As one friend pointed out, this “discrimination” between subgroups is needed to account for differences that are not the result of bias or preconditioned ideas on the part of the person doing the statistical analysis. Otherwise we wouldn’t be able to identify discrimination based on race, sex, or economic class. And there’s the irony. Another point my friend raised was something known as Simpson’s Paradox, wherein an effect can be reversed when considered at the aggregate level compared to the subgroup level. A great example is sex bias in graduate admissions to Berkeley in 1973—admission rates at the aggregate level showed bias against women, but at the departmental level the bias was actually (slightly) against men.
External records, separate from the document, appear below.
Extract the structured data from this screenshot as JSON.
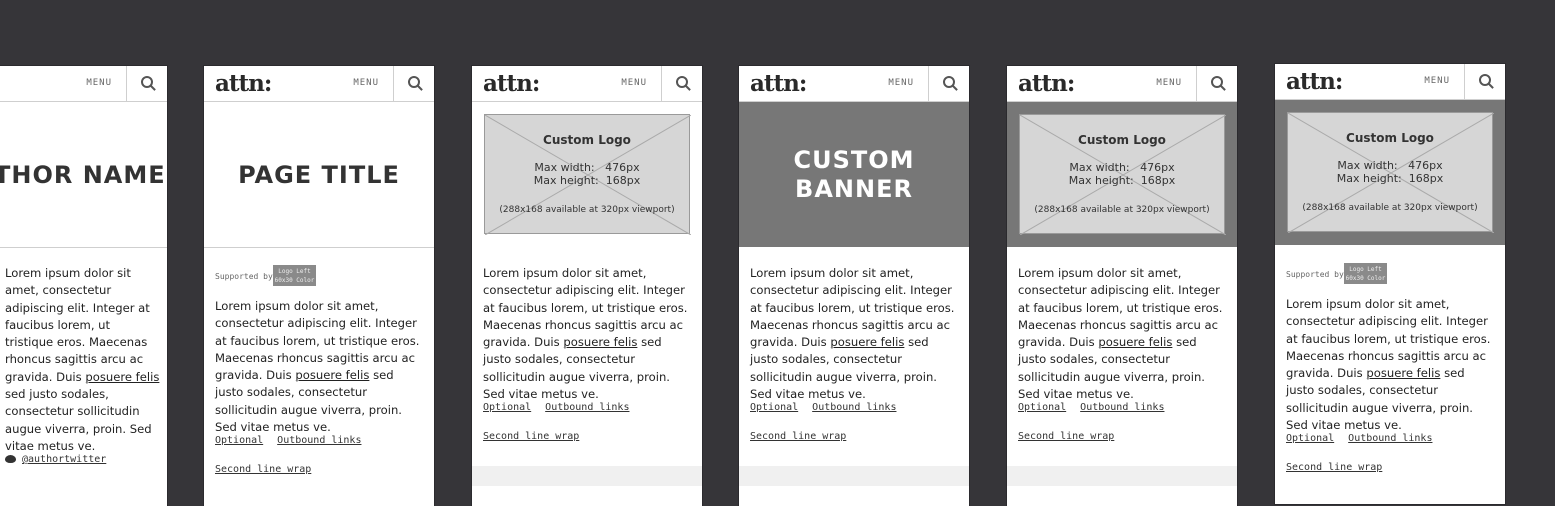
{
  "nav": {
    "logo": "attn:",
    "menu_label": "MENU"
  },
  "author_card": {
    "title": "THOR NAME",
    "twitter": "@authortwitter"
  },
  "page_title_card": {
    "title": "PAGE TITLE"
  },
  "banner": {
    "line1": "CUSTOM",
    "line2": "BANNER"
  },
  "placeholder": {
    "title": "Custom Logo",
    "dims": "Max width:   476px\nMax height:  168px",
    "note": "(288x168 available at 320px viewport)"
  },
  "supported": {
    "label": "Supported by",
    "box_line1": "Logo Left",
    "box_line2": "60x30 Color"
  },
  "text": {
    "before_link": "Lorem ipsum dolor sit amet, consectetur adipiscing elit. Integer at faucibus lorem, ut tristique eros. Maecenas rhoncus sagittis arcu ac gravida. Duis ",
    "link": "posuere felis",
    "after_link": " sed justo sodales, consectetur sollicitudin augue viverra, proin. Sed vitae metus ve."
  },
  "links": {
    "optional": "Optional",
    "outbound": "Outbound links",
    "second": "Second line wrap"
  }
}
It turns out women were applying to more competitive departments that didn’t have the same degree of “prior screening” (e.g., they were applying to English and not Engineering, which requires math).
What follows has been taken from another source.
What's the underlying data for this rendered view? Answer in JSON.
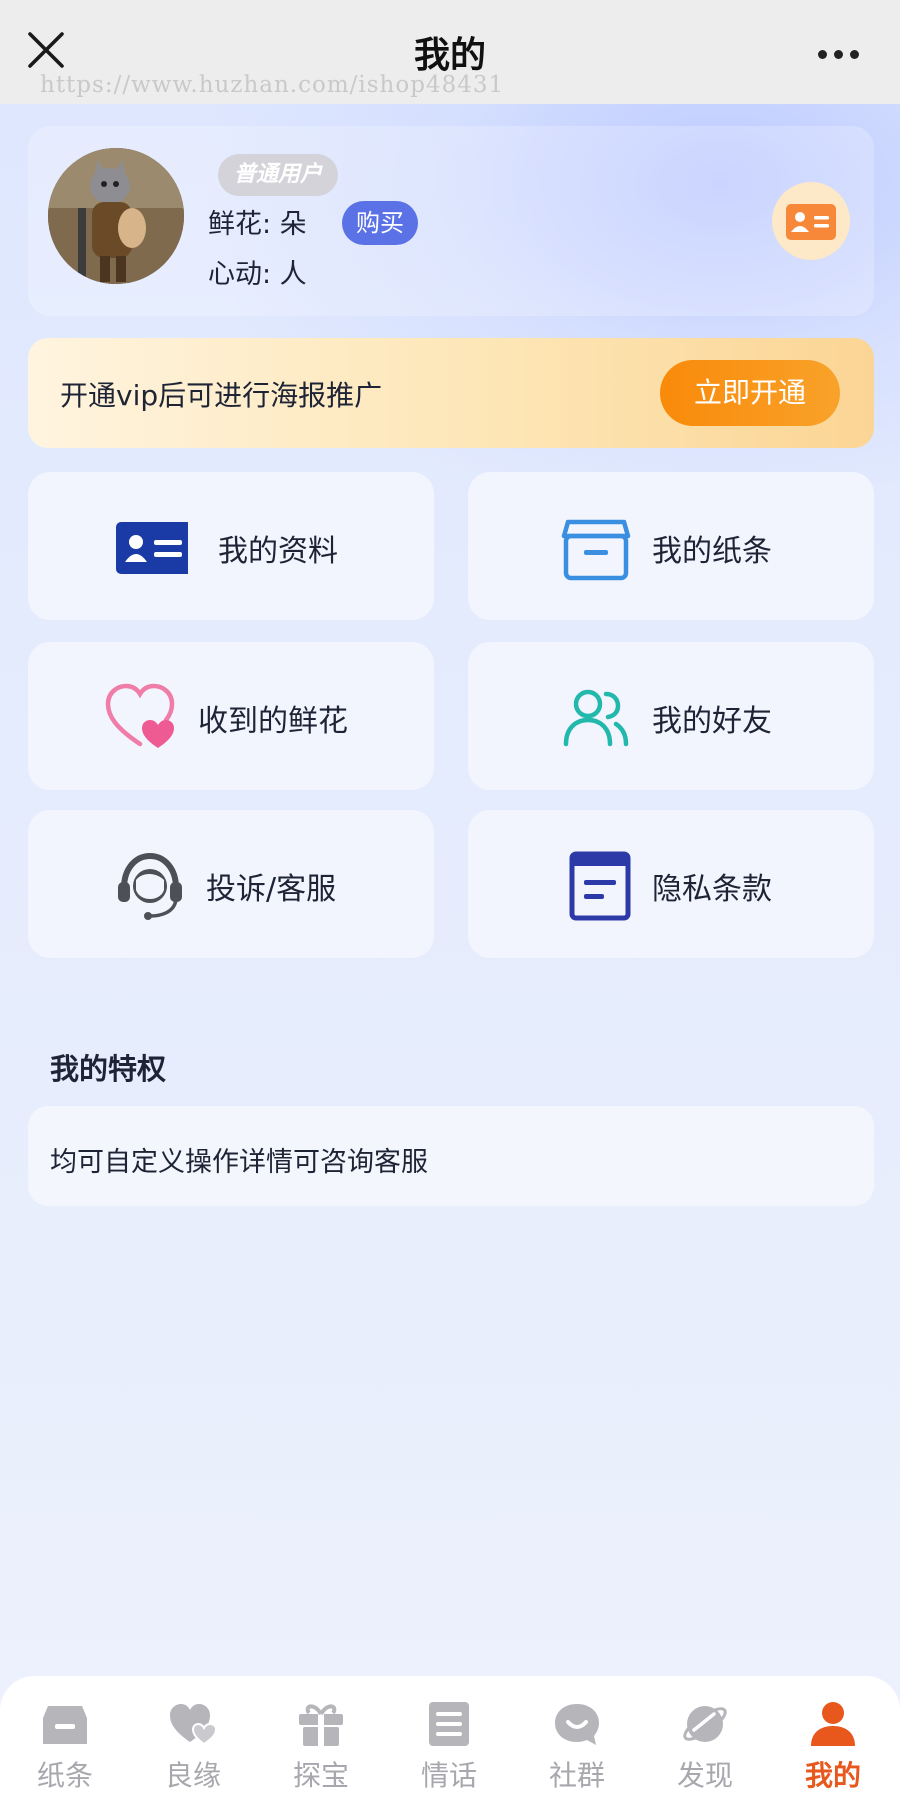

I also spoke to a couple of people that studied in the social sciences. An economics grad noted that it was dangerous to not break data into subgroups, as demonstrated by Simpson’s paradox, and a psychologist grad said they were trained in their program that it was unethical to exclude subgroups from social science research. Regarding the latter point, imagine norms established using caucasians then applied to First Nations groups. We are not all the same. And although we are all unique individuals, we correlate with subgroups. There’s nothing inherently wrong with that observation.
I think the important point to note is that individuals may discriminate, but numbers don’t know race or sex. This is what makes statistical analysis so appealing, as we can get around bias and preconceptions to evaluate data. But it is also why we have to be careful when doing statistical analysis, not to inject such errors into our results. Ultimately, however, I think the comment that studying subgroups is discriminatory was born out of the most innocent form of ignorance. A basic understanding of statistics is needed by everyone given the importance numbers play in our lives, or at the very least tolerance of something that is not well understood.